Does this add a new secret management problem?

The proxy holds your Stripe secret — you swap one secret management problem (Stripe key in .env) for another (admin key + Stripe key on the proxy server). The trade is usually worth it because the proxy server is a single, controlled point: you manage one secret there instead of distributing the Stripe secret to every agent that needs it. For a team running three different agents, that's three places the Stripe secret could leak versus one.

Is this relevant now that Stripe Projects shipped?

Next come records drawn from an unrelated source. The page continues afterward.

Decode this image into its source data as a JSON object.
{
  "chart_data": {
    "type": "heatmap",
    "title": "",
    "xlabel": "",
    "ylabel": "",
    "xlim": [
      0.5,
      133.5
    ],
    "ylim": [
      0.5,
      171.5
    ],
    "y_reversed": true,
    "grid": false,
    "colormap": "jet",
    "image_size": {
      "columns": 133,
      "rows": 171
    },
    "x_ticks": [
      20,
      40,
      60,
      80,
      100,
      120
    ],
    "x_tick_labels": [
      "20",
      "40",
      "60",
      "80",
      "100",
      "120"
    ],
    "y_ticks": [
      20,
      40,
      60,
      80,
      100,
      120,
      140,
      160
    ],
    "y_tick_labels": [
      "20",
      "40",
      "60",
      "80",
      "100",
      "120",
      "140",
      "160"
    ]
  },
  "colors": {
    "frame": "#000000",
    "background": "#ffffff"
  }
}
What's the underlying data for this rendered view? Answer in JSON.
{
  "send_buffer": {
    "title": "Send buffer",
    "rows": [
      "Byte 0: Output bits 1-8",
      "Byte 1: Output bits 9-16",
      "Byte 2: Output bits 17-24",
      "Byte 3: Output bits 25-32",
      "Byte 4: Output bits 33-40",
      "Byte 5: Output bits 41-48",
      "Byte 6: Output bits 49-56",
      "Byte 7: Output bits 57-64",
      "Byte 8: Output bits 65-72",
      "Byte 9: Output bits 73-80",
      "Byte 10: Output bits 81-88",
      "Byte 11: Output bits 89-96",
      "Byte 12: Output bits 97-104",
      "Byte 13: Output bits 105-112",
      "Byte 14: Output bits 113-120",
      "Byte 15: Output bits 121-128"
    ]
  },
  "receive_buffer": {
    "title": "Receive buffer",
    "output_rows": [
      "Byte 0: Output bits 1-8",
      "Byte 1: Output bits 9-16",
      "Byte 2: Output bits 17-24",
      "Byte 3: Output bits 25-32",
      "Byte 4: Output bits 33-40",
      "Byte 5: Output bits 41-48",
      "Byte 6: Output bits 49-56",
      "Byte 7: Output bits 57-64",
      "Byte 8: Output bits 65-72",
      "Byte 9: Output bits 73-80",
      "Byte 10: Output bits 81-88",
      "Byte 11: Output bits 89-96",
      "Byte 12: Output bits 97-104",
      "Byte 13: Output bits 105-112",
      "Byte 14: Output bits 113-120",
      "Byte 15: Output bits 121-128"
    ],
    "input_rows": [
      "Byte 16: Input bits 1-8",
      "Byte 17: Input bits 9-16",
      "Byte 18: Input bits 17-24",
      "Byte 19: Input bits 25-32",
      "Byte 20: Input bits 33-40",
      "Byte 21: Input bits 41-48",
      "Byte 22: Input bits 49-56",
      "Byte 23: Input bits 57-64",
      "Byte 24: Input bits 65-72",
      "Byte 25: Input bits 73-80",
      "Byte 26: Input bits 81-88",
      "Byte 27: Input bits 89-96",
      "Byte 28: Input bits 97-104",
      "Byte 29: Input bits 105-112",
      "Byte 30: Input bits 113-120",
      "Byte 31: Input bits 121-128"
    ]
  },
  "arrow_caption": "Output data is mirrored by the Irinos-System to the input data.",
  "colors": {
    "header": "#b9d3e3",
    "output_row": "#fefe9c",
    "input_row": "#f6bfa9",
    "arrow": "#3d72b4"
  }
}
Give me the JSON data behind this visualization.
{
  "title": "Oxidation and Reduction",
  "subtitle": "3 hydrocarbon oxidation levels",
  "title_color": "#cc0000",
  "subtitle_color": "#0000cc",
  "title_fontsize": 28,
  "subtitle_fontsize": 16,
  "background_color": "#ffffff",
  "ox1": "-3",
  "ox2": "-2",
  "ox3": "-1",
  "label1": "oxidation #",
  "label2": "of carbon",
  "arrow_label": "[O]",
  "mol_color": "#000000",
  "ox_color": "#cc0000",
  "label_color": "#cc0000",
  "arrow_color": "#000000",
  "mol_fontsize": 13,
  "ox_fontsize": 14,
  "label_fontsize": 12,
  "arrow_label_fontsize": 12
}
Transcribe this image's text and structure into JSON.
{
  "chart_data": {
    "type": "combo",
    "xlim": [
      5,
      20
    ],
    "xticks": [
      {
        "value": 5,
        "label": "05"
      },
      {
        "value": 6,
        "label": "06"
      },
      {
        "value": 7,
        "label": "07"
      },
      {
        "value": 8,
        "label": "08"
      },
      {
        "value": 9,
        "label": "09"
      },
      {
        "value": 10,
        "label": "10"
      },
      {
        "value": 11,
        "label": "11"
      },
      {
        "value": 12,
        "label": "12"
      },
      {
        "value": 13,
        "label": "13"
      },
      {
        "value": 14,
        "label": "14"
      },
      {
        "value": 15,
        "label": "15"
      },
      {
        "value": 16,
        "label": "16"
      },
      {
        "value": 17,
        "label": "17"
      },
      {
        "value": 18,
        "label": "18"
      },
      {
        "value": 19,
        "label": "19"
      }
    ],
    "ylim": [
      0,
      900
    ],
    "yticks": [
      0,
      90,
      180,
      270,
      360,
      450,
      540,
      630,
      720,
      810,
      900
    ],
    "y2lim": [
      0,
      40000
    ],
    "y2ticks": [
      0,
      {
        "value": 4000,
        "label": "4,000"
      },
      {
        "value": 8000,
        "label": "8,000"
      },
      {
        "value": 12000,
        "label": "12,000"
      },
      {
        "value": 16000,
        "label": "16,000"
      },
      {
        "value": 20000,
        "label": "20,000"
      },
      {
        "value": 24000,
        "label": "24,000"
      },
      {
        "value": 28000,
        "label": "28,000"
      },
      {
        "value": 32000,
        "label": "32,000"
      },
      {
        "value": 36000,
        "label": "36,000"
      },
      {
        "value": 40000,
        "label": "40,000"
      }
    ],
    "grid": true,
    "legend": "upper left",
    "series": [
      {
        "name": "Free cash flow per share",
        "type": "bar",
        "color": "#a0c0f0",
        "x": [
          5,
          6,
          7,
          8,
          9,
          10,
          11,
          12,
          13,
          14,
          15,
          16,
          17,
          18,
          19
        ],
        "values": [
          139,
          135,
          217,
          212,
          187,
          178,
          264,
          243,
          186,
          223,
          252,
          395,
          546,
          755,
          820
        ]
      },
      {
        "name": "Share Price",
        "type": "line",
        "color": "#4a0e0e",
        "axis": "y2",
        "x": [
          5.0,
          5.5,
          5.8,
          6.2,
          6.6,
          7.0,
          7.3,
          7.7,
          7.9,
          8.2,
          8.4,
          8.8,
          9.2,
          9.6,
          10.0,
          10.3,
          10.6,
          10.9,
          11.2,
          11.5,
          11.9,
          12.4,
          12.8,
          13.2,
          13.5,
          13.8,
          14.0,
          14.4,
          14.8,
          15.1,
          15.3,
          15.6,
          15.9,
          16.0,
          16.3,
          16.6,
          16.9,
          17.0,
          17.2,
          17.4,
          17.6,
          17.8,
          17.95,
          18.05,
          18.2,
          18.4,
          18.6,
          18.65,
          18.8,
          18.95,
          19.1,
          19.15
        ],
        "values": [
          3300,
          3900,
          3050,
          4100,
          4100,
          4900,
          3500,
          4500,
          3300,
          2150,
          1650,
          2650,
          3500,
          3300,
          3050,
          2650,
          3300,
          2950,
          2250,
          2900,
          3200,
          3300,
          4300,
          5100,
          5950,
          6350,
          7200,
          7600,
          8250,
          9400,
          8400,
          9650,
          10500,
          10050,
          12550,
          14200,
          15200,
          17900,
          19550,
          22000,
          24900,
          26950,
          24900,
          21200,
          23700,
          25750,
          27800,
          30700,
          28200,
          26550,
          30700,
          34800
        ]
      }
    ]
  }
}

Stripe Projects (announced at Stripe Sessions 2026) is a token-issuing layer for agents, not a proxy. It handles monthly billing aggregation caps at the Stripe level and is limited to Stripe's 32 named partner vendors. It doesn't give you per-call enforcement, sub-second revoke, per-call audit logs, or coverage of any API outside that 32-vendor list. The two are complementary: Stripe Projects for monthly spend aggregation across multiple vendors, a governance proxy for per-call enforcement and instant kill-switch on any API your agent touches.

Bottom line

Stripe Agent Toolkit is genuinely the easiest way to give an LLM payment capabilities. The MCP integration in particular takes under a minute to wire up. The gap is runtime enforcement — once the tool is exposed, the toolkit has no mechanism to limit how much the agent spends, scope it to specific customers, or cut it off without rotating the underlying key.

The two-env-var change above closes all three gaps without touching your agent code or your Claude Desktop tool list. The cost is running a proxy server and managing one additional admin key. For any agent running against a production Stripe account, that trade is worth making before the first incident, not after.